Sarò interessante? Un po’ di sana afobia interiorizzata

Tempo fa ho partecipato ad un evento organizzato da Arcigay, dove avrei dovuto spiegare cosa fosse l’afobia e perche fosse importante raccontarla.

Con il mio intervento ho fatto una figura di merda colossale, per varie ragioni che vanno dalla mia asocialità cronica alla stanchezza, e la cosa mi terrà lontano dal parlare in pubblico per un po’. Ma, nel disastro comunicativo, almeno una cosa buona l’ho realizzata.

Mentre aspettavo il mio turno per parlare, ascoltavo i discorsi delle altre persone: persone trans, famiglie arcobaleno vittime delle politiche del governo, persone figlie di migranti, alle prese con una società che non ha proprio voglia di considerarle italiane a tutti gli effetti, c’erano racconti di violenze e di aborti. 

Ascoltavo e pensavo: ma veramente, con queste storie che vengono raccontate, a qualcunə può interessare qualcosa, non tanto della mia vita (alla quale, giustamente, si interessano in pochi) ma delle ragioni delle persone asessuali?

Ho sempre cercato di capire  come  definire questa dannata “afobia” nel migliore dei modi, e mi sono reso conto che la stavo vivendo in prima persona: mi stavo discriminando da solo, con una pratica che sancisce la tua elezione ad asessuale di quinto livello, ad un passo dal Nirvana. Quando saremo tanti ad arrivare a questo stato, il giorno nel quale gli asessuali domineranno il mondo sarà vicino.

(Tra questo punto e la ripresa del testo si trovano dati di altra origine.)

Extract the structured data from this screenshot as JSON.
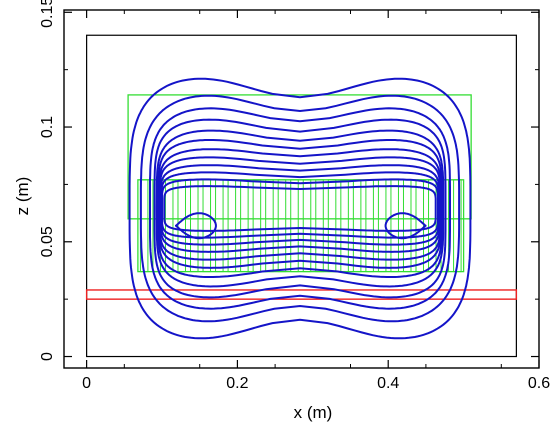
{
  "chart_data": {
    "type": "line",
    "xlabel": "x (m)",
    "ylabel": "z (m)",
    "xlim": [
      -0.03,
      0.6
    ],
    "ylim": [
      -0.005,
      0.151
    ],
    "x_ticks": [
      0,
      0.2,
      0.4,
      0.6
    ],
    "x_tick_labels": [
      "0",
      "0.2",
      "0.4",
      "0.6"
    ],
    "y_ticks": [
      0,
      0.05,
      0.1,
      0.15
    ],
    "y_tick_labels": [
      "0",
      "0.05",
      "0.1",
      "0.15"
    ],
    "grid": false,
    "colors": {
      "contour": "#1414c8",
      "green_outline": "#33dd33",
      "red_band": "#ee2222",
      "frame": "#000000"
    },
    "outer_box": {
      "x": [
        0,
        0.57
      ],
      "z": [
        0,
        0.14
      ]
    },
    "green_outer_rect": {
      "x": [
        0.055,
        0.51
      ],
      "z": [
        0.06,
        0.114
      ]
    },
    "green_inner_rect": {
      "x": [
        0.068,
        0.5
      ],
      "z": [
        0.037,
        0.077
      ]
    },
    "green_stripe_count": 26,
    "red_band": {
      "z": [
        0.025,
        0.029
      ],
      "x": [
        0,
        0.57
      ]
    },
    "contours": [
      {
        "a": 0.226,
        "b": 0.0605,
        "cx": 0.283,
        "cz": 0.0645,
        "pow": 4,
        "dip": 0.012
      },
      {
        "a": 0.211,
        "b": 0.0525,
        "cx": 0.283,
        "cz": 0.0645,
        "pow": 4,
        "dip": 0.01
      },
      {
        "a": 0.199,
        "b": 0.046,
        "cx": 0.283,
        "cz": 0.0645,
        "pow": 4.5,
        "dip": 0.008
      },
      {
        "a": 0.193,
        "b": 0.0405,
        "cx": 0.283,
        "cz": 0.0645,
        "pow": 5,
        "dip": 0.007
      },
      {
        "a": 0.19,
        "b": 0.0355,
        "cx": 0.283,
        "cz": 0.0645,
        "pow": 5,
        "dip": 0.006
      },
      {
        "a": 0.188,
        "b": 0.031,
        "cx": 0.283,
        "cz": 0.0645,
        "pow": 5.5,
        "dip": 0.005
      },
      {
        "a": 0.187,
        "b": 0.0268,
        "cx": 0.283,
        "cz": 0.0645,
        "pow": 5.5,
        "dip": 0.004
      },
      {
        "a": 0.186,
        "b": 0.023,
        "cx": 0.283,
        "cz": 0.0645,
        "pow": 6,
        "dip": 0.0035
      },
      {
        "a": 0.185,
        "b": 0.0195,
        "cx": 0.283,
        "cz": 0.0645,
        "pow": 6,
        "dip": 0.003
      },
      {
        "a": 0.184,
        "b": 0.0162,
        "cx": 0.283,
        "cz": 0.0645,
        "pow": 6.5,
        "dip": 0.0025
      },
      {
        "a": 0.183,
        "b": 0.013,
        "cx": 0.283,
        "cz": 0.0645,
        "pow": 7,
        "dip": 0.002
      },
      {
        "a": 0.18,
        "b": 0.01,
        "cx": 0.283,
        "cz": 0.0645,
        "pow": 7,
        "dip": 0.0015
      }
    ],
    "peak_contours": [
      {
        "cx": 0.137,
        "cz": 0.057,
        "w": 0.053,
        "h": 0.009,
        "dir": 1
      },
      {
        "cx": 0.431,
        "cz": 0.057,
        "w": 0.053,
        "h": 0.009,
        "dir": -1
      }
    ]
  }
}
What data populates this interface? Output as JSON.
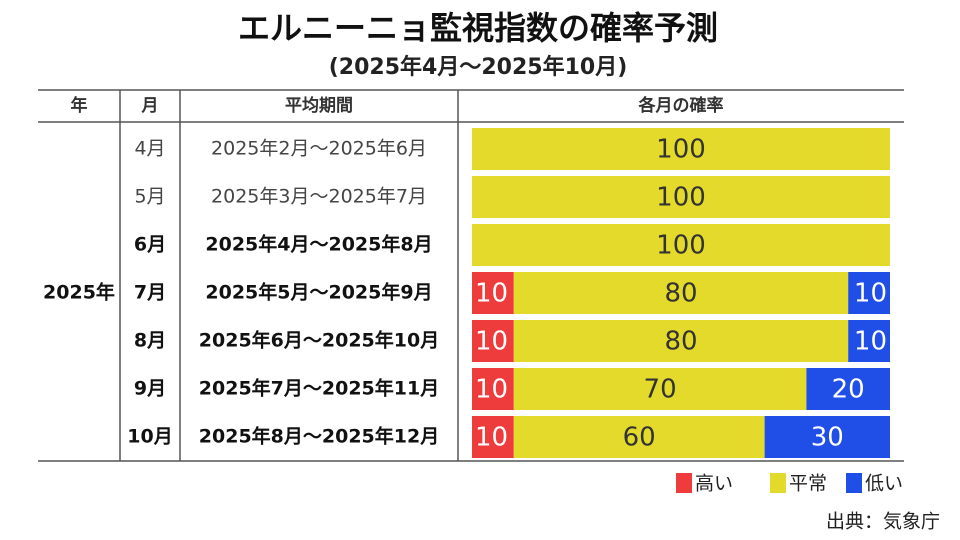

E così, oltre che essere completamente nel pallone per dover parlare di fronte ad un pubblico, per nulla preparato perché sono masochista, poco convinto per quello che avevo elaborato sul nostro orientamento e completamente fuori tema, ho raggiunto il microfono anche con un sorriso stampato in faccia per aver pensato questa cazzata della conquista del mondo, cosa che temo si sposasse male con la storia precedente ad alto tono drammatico.

Eppure l’afobia era proprio lì: il pensare “ma cosa ci faccio a rivendicare qualcosa?”. Sono attivista da più di dieci anni. Ho fondato (e rifondato) un’associazione in tema, la prima del suo genere in Italia. Ho parlato di asessualità praticamente ovunque, ho portato la bandiera al pride. Ma come cazzo posso pensare per un attimo che quello che sto facendo no sia importante?

Ho sempre detto che se cerchi nell’afobia la sorella minore dell’omofobia, non la troverai mai. L’omofobia punta il dito sulla tua differenza. Sei il “frocio”, il “diverso”. L’afobia fa il contrario: ti viene detto, dalle stesse persone, con gli stessi fini, con gli stessi toni, che sei “normale”.

Afobia è quando sostieni che le persone asessuali non abbiano niente di cui doversi lamentare, perché ci sono cose più urgenti, c’è chi soffre di più. Noi possiamo aspettare.

E quindi possiamo essere messi in discussione. I nostri coming out non sono importanti. Non abbiamo compagni o compagne da presentare in famiglia. Non avremo corpi “imbarazzanti” da mostrare in giro.

Ciò che è più grave, è che questo senso di inadeguatezza, sommato al senso di colpa che ci è stato fatto venire per avere “invaso” un territorio “non nostro” come il mondo Lgbtqi(a), ed averlo fatto, in massa, nel momento sembrava “più facile” (attorno alla metà degli anni ‘10), lo abbiamo vissuto e lo viviamo per primi, quasi da esserne convinti.

Ma se siamo arrivati fin qui, vuol dire che “qualcosa” ci era successo. 

E questo qualcosa è ciò che nessuno potrà mettere in dubbio, nemmeno noi.